ВСПОМИНАЕТ И. А. ЧЕРНОВ,

бывший полковник

С лета 1953 года меня почти что не допрашивали — так, вызовут иногда, чтобы уточнить какую–нибудь мелочь, и все. Бить, слава богу, тоже перестали. Сижу в Лефортове, идет месяц за месяцем, а когда все это кончится — поди пойми. Любопытства я, само собой, не проявляю — зачем? Однажды, еще зимой, спросил у следователя, хватит ли материала на «вышку», тот жестом показал, что за глаза, поэтому и не задавал вопросов.

Два года пробыть в одиночке — муторно, видишь одних следователей да надзирателей, с ними лишним словом не перекинешься. Как–то попросил, чтобы перевели в общую камеру, и ко мне подсадили писателя Леву Шейнина. Он ко мне подъезжал и так и эдак, расспрашивал, кто я, за что сижу, а я до того одичал, отвык от людей, что отмалчивался и даже назвался чужой фамилией. А потом, когда нас порознь перевели во Внутреннюю тюрьму, мы снова оказались в одной камере и подружились. Скуповатый он, Лева, как что получит из тюремного ларька на выписку — нипочем не поделится, а так ничего, байки разные рассказывал, советовался со мной. «Знаешь, — говорит, — я юрист не из последних, как–никак государственный советник юстиции 2 класса, по- вашему генерал–лейтенант, а в своем деле ни хрена понять не могу!» Выслушал он мое мнение и похвалил: «Молодец ты, Иван Александрович, здорово умеешь раскладывать все по полочкам».

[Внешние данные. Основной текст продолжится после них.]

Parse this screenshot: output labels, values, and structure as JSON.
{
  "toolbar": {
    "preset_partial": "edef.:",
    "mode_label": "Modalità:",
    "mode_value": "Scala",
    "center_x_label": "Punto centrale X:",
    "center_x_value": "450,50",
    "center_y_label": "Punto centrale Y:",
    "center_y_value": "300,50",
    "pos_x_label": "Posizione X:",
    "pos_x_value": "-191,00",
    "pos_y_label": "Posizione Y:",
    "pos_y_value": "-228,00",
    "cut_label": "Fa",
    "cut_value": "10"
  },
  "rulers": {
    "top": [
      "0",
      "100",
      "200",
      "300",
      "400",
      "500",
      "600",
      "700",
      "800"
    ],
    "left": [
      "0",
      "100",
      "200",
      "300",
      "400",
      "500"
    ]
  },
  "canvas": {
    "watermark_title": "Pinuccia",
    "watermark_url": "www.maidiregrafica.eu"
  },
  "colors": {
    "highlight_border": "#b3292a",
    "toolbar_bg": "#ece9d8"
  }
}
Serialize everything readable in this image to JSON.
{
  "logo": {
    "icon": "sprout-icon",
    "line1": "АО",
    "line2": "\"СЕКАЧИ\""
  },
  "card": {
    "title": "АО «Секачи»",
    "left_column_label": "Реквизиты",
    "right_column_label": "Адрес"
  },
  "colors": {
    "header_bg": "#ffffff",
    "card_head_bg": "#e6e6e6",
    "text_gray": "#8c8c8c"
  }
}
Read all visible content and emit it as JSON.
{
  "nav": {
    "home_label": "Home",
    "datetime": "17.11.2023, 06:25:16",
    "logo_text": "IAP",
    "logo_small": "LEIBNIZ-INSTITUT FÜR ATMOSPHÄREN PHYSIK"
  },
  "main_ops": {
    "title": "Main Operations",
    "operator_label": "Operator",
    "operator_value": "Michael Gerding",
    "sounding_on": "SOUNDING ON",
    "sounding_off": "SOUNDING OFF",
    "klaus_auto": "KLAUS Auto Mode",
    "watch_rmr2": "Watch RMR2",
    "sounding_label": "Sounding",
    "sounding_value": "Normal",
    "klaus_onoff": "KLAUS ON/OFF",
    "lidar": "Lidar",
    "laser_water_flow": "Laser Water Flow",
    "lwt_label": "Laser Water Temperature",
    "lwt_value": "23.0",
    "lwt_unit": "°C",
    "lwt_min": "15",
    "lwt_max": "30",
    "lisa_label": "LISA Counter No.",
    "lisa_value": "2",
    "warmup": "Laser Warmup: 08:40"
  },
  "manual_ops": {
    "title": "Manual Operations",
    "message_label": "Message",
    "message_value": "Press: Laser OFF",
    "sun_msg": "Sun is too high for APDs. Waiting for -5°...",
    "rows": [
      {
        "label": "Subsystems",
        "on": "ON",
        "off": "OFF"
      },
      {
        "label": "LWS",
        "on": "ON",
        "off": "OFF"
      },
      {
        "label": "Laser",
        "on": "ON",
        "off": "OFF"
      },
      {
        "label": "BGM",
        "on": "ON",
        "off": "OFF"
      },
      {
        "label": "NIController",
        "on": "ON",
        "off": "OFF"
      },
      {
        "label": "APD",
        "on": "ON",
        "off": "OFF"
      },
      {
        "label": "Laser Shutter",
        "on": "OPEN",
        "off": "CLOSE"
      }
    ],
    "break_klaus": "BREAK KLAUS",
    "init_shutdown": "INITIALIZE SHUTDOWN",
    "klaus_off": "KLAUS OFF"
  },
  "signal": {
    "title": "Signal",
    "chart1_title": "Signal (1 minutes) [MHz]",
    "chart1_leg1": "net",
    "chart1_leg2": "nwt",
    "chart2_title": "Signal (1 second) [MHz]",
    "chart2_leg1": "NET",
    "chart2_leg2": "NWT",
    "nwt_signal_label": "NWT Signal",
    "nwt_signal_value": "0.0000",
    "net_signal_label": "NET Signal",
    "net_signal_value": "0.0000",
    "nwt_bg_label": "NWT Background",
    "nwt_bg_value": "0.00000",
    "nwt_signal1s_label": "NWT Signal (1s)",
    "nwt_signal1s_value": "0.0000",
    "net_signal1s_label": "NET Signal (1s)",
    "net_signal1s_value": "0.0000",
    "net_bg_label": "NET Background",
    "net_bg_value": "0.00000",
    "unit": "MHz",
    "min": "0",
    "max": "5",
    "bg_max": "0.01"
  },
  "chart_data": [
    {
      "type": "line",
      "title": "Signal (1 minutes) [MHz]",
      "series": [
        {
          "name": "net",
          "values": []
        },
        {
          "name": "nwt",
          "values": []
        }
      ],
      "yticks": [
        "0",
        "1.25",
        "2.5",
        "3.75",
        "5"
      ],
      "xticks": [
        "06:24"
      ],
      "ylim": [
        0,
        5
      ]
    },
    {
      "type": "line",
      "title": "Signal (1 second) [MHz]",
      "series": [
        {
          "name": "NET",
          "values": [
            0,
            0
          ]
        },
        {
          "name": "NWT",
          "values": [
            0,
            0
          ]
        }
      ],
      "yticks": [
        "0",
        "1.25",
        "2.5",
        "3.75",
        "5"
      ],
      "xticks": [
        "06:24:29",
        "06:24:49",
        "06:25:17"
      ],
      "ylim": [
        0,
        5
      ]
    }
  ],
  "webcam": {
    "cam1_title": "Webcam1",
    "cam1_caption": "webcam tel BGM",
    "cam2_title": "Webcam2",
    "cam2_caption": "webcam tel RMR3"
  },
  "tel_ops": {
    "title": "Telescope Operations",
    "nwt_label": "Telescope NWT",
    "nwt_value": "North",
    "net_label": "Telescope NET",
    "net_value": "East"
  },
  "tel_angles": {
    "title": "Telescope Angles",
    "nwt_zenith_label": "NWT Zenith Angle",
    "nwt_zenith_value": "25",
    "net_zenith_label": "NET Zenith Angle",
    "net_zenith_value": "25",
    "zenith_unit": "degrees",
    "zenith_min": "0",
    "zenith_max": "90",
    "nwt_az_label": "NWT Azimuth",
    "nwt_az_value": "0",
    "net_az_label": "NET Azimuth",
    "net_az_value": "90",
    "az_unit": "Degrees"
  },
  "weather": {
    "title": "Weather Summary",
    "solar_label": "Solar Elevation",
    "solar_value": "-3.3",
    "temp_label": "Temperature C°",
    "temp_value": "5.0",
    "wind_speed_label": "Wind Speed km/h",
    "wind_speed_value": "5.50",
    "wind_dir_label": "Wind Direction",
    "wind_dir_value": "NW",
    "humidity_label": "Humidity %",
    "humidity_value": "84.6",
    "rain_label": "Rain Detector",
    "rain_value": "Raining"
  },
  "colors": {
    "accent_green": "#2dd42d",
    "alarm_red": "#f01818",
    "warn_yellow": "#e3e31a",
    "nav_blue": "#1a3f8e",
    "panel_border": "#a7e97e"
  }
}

От него я и узнал, что Берию посадили. Шейнину, понятно, этого не сказали, но Лева башковитый — по характеру записей в протоколе допроса сам обо всем догадался и тут же написал письмо Хрущеву, они друг с дружкой давно знакомы. Главное, был случай, когда Лева ему добро сделал: входил в комиссию, которая по заданию Политбюро что–то проверяла на Украине, и составил справку в пользу Хрущева. И Руденко ходил у него в дружках, тоже, видно, замолвил словечко — в общем, Леву вскоре выпустили. На прощанье он сказал: «Ваня, я понимаю, ты сидишь по должности», — и обещал посодействовать через Руденко: «Вот увидишь, Роман Андреевич — это человек!»